Strategic Moves (Next Season Planning)

Dessert menu refresh
Apply the starters playbook. Impact: Recover €1,177 decline; potential +20%. Effort: Medium.
Medium
Dessert + digestif pairing
Bundled offer. Impact: Addresses digestif decline (−48%) alongside desserts. Effort: Low.
Low
Wine format review
Shift emphasis to 1/4 carafes. Impact: Aligns with guest preference for sharing. Effort: Low.
Low
Bar snacks revival
Reposition as "Happy Hour bites". Impact: Natural pairing with HH drinks. Effort: Medium.
Medium
Cocktail menu refresh
Seasonal updates or signature drinks. Impact: Recovering half lost volume = ~€2,900. Effort: Medium.
Medium
11
Discussion Points
Topic Question
Happy Hour Upsell Is the kitchen open during Happy Hour? Could a limited bar food menu work?
Wine Service Are the team actively suggesting wine? Would shifting default to quarter carafe change behaviour?
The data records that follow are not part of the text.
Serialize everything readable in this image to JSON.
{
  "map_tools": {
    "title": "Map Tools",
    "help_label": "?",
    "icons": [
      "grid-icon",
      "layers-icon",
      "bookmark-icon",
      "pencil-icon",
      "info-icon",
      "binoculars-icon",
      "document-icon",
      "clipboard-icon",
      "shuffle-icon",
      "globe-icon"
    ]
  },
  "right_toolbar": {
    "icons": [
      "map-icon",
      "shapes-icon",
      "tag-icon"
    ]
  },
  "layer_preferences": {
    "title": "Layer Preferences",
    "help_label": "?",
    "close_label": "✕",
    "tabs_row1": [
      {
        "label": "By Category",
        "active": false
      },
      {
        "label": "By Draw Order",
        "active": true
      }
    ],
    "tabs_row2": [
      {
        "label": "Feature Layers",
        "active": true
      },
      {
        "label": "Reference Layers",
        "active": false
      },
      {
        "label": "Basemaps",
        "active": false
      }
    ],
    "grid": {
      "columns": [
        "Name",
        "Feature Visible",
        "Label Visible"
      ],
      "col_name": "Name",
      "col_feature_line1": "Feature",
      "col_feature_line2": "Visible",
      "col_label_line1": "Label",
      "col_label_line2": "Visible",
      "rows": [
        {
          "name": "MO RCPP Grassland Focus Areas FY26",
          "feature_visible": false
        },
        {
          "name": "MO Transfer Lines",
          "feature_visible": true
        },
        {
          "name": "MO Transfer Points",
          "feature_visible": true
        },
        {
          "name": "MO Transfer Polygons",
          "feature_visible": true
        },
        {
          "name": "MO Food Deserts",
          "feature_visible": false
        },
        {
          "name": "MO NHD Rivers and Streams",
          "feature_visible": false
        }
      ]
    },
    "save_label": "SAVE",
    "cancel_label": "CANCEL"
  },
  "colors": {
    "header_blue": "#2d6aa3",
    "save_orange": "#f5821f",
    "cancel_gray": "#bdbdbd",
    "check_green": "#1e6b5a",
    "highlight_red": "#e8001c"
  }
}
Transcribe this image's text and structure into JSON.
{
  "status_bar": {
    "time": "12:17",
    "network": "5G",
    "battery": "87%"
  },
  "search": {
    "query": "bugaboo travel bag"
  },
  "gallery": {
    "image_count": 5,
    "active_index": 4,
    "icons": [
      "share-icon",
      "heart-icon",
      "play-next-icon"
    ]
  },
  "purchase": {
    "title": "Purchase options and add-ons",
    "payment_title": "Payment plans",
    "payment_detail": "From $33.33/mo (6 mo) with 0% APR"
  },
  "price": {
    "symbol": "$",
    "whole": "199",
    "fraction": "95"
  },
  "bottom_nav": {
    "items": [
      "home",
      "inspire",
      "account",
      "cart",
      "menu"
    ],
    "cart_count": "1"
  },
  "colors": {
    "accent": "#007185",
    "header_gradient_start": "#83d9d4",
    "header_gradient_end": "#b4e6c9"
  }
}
Dessert Direction What's the most talked-about dessert? If you could add one "wow" item — what would fit?
Starters Success Which of the new starters gets the most reorders or table-to-table interest?
Cocktails Down 14% — menu issue, bartender issue, or preference shift?
Champagne Moment Premium sales surged — specific groups/events, or broader shift? Stock more or promote?
Terrace Strategy Orders up 42% — actively managed or organic? Could dedicated terrace service during HH help?
Staffing With new team, how is upselling culture developing? Would incentive targets help?